Vivir por encima de nuestras posibilidades

Por: Jorge Planelló / ccs

Mientras 2,000 millones de personas viven con menos de dos dólares al día, 1,700 millones ya forman parte del mundo consumista. La tendencia es eliminar cualquier traba al consumismo, incluso las relacionadas con el poder adquisitivo. El desarrollo del mercado de consumo en los países occidentales estuvo ligado a la aparición de una amplia clase media con un salario suficiente y la posibilidad de financiar sus compras. En cambio, las deudas de los ciudadanos son un gran negocio para los bancos. En Estados Unidos, las tarjetas de crédito se han extendido de tal forma que las familias gastan un 13% más en pagar lo que deben. 

Los consumidores dedican un porcentaje alto de sus ganancias a consumir porque piensan que pueden hacerlo. A diferencia de los inicios del capitalismo, cuando lo apropiado era entregarse al trabajo y evitar la ociosidad, vivir hoy día sin un estilo de vida, el del consumo, se presenta como una hazaña admirable cuando no un síntoma de locura. Los políticos en el gobierno estimulan el consumo con discursos positivos sobre el estado de la nación para que el ocio constituya una parte central en la vida de las personas.
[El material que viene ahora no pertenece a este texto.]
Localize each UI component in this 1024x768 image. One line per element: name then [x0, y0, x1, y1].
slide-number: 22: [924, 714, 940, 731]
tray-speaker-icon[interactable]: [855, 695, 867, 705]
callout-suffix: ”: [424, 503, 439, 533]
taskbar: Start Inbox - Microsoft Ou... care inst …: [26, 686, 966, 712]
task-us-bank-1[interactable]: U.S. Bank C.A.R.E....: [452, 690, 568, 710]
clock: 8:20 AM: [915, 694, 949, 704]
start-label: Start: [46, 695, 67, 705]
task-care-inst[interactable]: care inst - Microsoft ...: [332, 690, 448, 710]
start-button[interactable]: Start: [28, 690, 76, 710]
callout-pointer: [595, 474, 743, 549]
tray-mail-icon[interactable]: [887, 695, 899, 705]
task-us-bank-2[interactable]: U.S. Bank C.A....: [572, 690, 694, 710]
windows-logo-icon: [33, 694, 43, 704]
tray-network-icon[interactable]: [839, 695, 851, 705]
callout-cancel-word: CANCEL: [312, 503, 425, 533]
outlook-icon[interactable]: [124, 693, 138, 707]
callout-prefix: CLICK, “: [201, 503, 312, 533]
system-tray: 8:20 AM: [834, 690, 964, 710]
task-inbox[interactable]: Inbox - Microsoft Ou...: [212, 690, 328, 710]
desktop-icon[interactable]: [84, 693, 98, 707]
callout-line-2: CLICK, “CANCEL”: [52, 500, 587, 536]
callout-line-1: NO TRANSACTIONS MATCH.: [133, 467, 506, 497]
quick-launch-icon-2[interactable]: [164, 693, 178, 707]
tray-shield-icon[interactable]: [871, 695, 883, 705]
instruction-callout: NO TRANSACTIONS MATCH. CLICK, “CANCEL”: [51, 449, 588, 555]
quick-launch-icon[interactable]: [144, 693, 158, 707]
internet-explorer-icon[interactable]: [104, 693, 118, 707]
A pesar del paro, de los empleos precarios y la inflación, las noticias sobre la bonanza de la economía mantienen a la población dispuesta a consumir, y de paso protegen los intereses bancarios. Buena parte de la renta de la familia media estadounidense se destina tanto a hipotecas y préstamos para coches, como a saldar deudas de 8,000 dólares de media por sus pagos con la tarjeta de crédito.

La sociedad estadounidense se ha convertido en el modelo orientado al consumo en vez de a la producción. Más del 20 por ciento de lo consumido en Estados Unidos procede de países extranjeros como Japón, China, Taiwán o Corea del Sur. Los préstamos concedidos por estas naciones le evitan el afrontar en solitario la deuda de sus ciudadanos.

La cultura del crédito no sólo perjudica las economías de las naciones. La obesidad, las deudas contraídas y el perjuicio al medio ambiente son consecuencias del consumismo dañinas para las personas.

Esta actitud es poco sensible con los problemas que enfrenta el ser humano. Las sociedades consumistas ven cómo las ventas de vehículos que gastan más combustible crecen. Los todo terreno forman parte del paisaje de las grandes ciudades en la era del fin del petróleo barato.

Vicente Verdú, en su libro Yo y tú, objetos de lujo, se refiere al capitalismo de ficción, en el que los beneficios proceden del mercado del ocio y no tanto de la actividad productiva. En estas sociedades capitalistas el consumo ya no se asocia sólo al salario. De hecho las grandes marcas de zapatillas fueron puestas de moda por jóvenes de los barrios más empobrecidos.

Por ello, el consumismo no es sólo un problema de los países más prósperos. El desarrollo económico de algunas naciones queda comprometido si se dejan a un lado las verdaderas necesidades. Aparte del ocio, la educación, la sanidad y una alimentación adecuada, sin las que no es posible ser feliz.

Vivimos por encima de nuestras posibilidades, lo que quiere decir que consumimos más de lo que necesitamos o nos podemos permitir. Las diferencias entre vivir y consumir desaparecen hasta el punto de hacer pensar que una vida sin consumo no tiene sentido.  

El consumo sostenible es más que una utopía. Un modo de vida necesario ante el desarrollo de India y China, con una población de más de 2,000 millones.